PRIME MINISTER DEFENDS FRIEND
During the raucous session of Parliament where Martin was grilled intensely by Commons members, Canadian Prime Minister Jean Chretien jumped to the defense of his fellow Quebecois, and chastised those asking Martin to come clean.
"I think the opposition is reaching very far when they want to attack the minister of finance who is very well known for his integrity.

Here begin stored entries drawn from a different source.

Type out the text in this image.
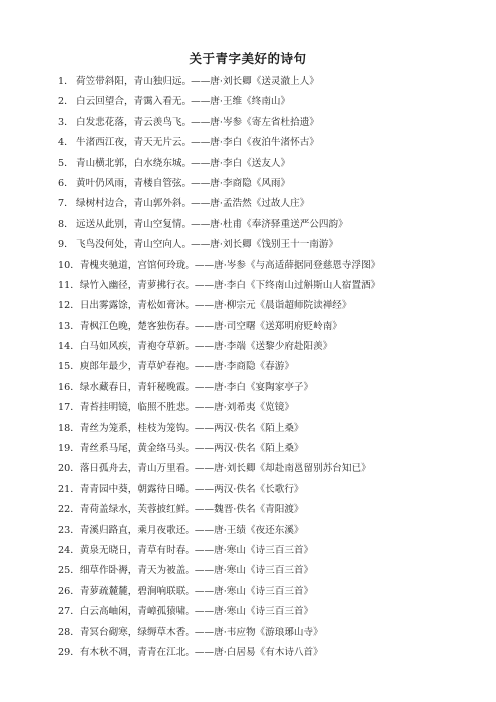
关于青字美好的诗句
1． 荷笠带斜阳，青山独归远。——唐·刘长卿《送灵澈上人》
2． 白云回望合，青霭入看无。——唐·王维《终南山》
3． 白发悲花落，青云羡鸟飞。——唐·岑参《寄左省杜拾遗》
4． 牛渚西江夜，青天无片云。——唐·李白《夜泊牛渚怀古》
5． 青山横北郭，白水绕东城。——唐·李白《送友人》
6． 黄叶仍风雨，青楼自管弦。——唐·李商隐《风雨》
7． 绿树村边合，青山郭外斜。——唐·孟浩然《过故人庄》
8． 远送从此别，青山空复情。——唐·杜甫《奉济驿重送严公四韵》
9． 飞鸟没何处，青山空向人。——唐·刘长卿《饯别王十一南游》
10．青槐夹驰道，宫馆何玲珑。——唐·岑参《与高适薛据同登慈恩寺浮图》
11．绿竹入幽径，青萝拂行衣。——唐·李白《下终南山过斛斯山人宿置酒》
12．日出雾露馀，青松如膏沐。——唐·柳宗元《晨诣超师院读禅经》
13．青枫江色晚，楚客独伤春。——唐·司空曙《送郑明府贬岭南》
14．白马如风疾，青袍夺草新。——唐·李端《送黎少府赴阳羡》
15．庾郎年最少，青草妒春袍。——唐·李商隐《春游》
16．绿水藏春日，青轩秘晚霞。——唐·李白《宴陶家亭子》
17．青苔挂明镜，临照不胜悲。——唐·刘希夷《览镜》
18．青丝为笼系，桂枝为笼钩。——两汉·佚名《陌上桑》
19．青丝系马尾，黄金络马头。——两汉·佚名《陌上桑》
20．落日孤舟去，青山万里看。——唐·刘长卿《却赴南邕留别苏台知已》
21．青青园中葵，朝露待日晞。——两汉·佚名《长歌行》
22．青荷盖绿水，芙蓉披红鲜。——魏晋·佚名《青阳渡》
23．青溪归路直，乘月夜歌还。——唐·王绩《夜还东溪》
24．黄泉无晓日，青草有时春。——唐·寒山《诗三百三首》
25．细草作卧褥，青天为被盖。——唐·寒山《诗三百三首》
26．青萝疏麓麓，碧涧响联联。——唐·寒山《诗三百三首》
27．白云高岫闲，青嶂孤猿啸。——唐·寒山《诗三百三首》
28．青冥台砌寒，绿缛草木香。——唐·韦应物《游琅琊山寺》
29．有木秋不凋，青青在江北。——唐·白居易《有木诗八首》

For the opposition to reach that far into the past to try to find something against the minister who was doing his job properly is making a mockery of democracy," said Chretien.

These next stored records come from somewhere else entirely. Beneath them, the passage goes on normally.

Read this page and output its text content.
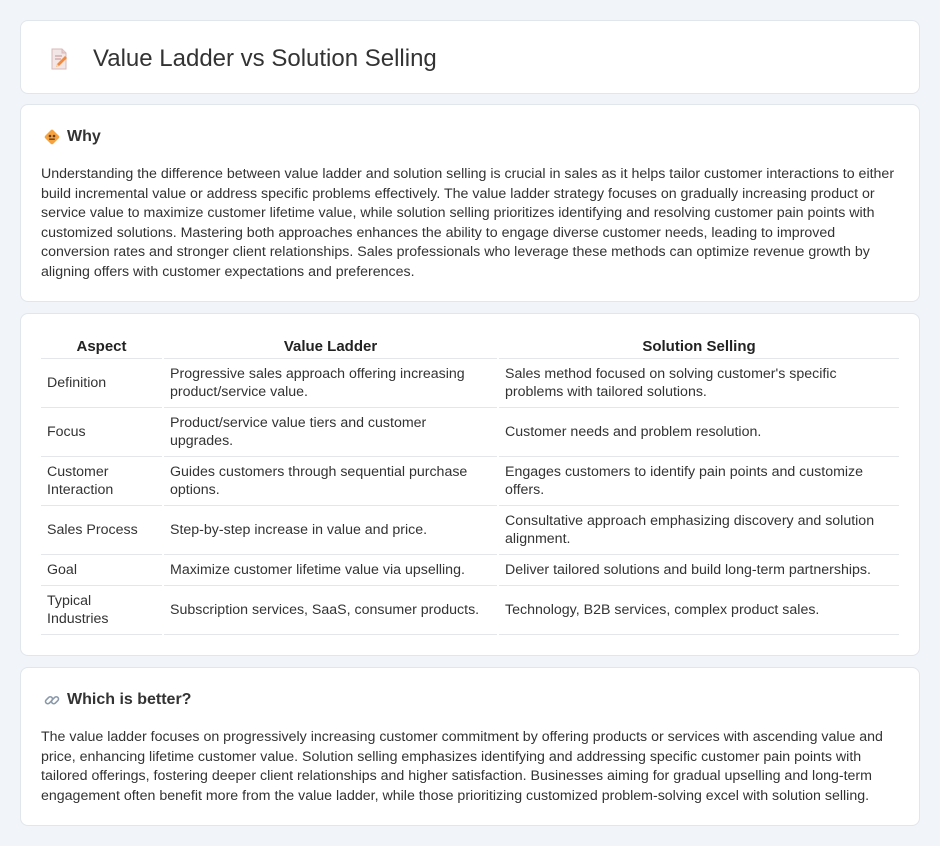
Value Ladder vs Solution Selling
Why

Understanding the difference between value ladder and solution selling is crucial in sales as it helps tailor customer interactions to either build incremental value or address specific problems effectively. The value ladder strategy focuses on gradually increasing product or service value to maximize customer lifetime value, while solution selling prioritizes identifying and resolving customer pain points with customized solutions. Mastering both approaches enhances the ability to engage diverse customer needs, leading to improved conversion rates and stronger client relationships. Sales professionals who leverage these methods can optimize revenue growth by aligning offers with customer expectations and preferences.

Aspect	Value Ladder	Solution Selling
Definition	Progressive sales approach offering increasing product/service value.	Sales method focused on solving customer's specific problems with tailored solutions.
Focus	Product/service value tiers and customer upgrades.	Customer needs and problem resolution.
Customer Interaction	Guides customers through sequential purchase options.	Engages customers to identify pain points and customize offers.
Sales Process	Step-by-step increase in value and price.	Consultative approach emphasizing discovery and solution alignment.
Goal	Maximize customer lifetime value via upselling.	Deliver tailored solutions and build long-term partnerships.
Typical Industries	Subscription services, SaaS, consumer products.	Technology, B2B services, complex product sales.
Which is better?

The value ladder focuses on progressively increasing customer commitment by offering products or services with ascending value and price, enhancing lifetime customer value. Solution selling emphasizes identifying and addressing specific customer pain points with tailored offerings, fostering deeper client relationships and higher satisfaction. Businesses aiming for gradual upselling and long-term engagement often benefit more from the value ladder, while those prioritizing customized problem-solving excel with solution selling.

Pressed by both MPs and members of the press, Martin refused to back off his claim that as a member of the CDC he never discussed tainted blood issues, but he also refused to grant MPs and reporters access to CDC documents.
Tainted blood victim McCarthy told the Citizen he and other blood victims "are not prepared to take him [Martin] at his word because over 1,000 hemophiliacs were infected with this high-risk prison plasma which was given to them compliments of Connaught and the CDC. "And so they have a great deal to hide here because what we have is the loss of life of people."
McCarthy said he wants the RCMP to seize all CDC and government documents pertaining to the purchase of the tainted blood from Arkansas prisoners, and not leave it to government officials to selectively release documents they say are relevant.
Martin was also challenged by Reform Party MP Deborah Gray for his role in trying to limit the investigation of Justice Horace Krever into the blood scandal while a cabinet official, and also for his role in determining the financial settlement to tainted blood victims.
ANOTHER COUNTRY TO PROBE BLOOD
Also on May 26th, The Irish Times reported that the Irish government, acting upon a request of the Irish Hemophilia Society, has approved setting up a formal investigation to determine how tainted blood purchased from American pharmaceutical companies was allowed into Ireland.
The "tribunal of inquiry," reported the Times , will "investigate pharmaceutical companies based in the United States which manufactured most of the blood products implicated in the infection hemophiliacs with HIV and Hepatitis C."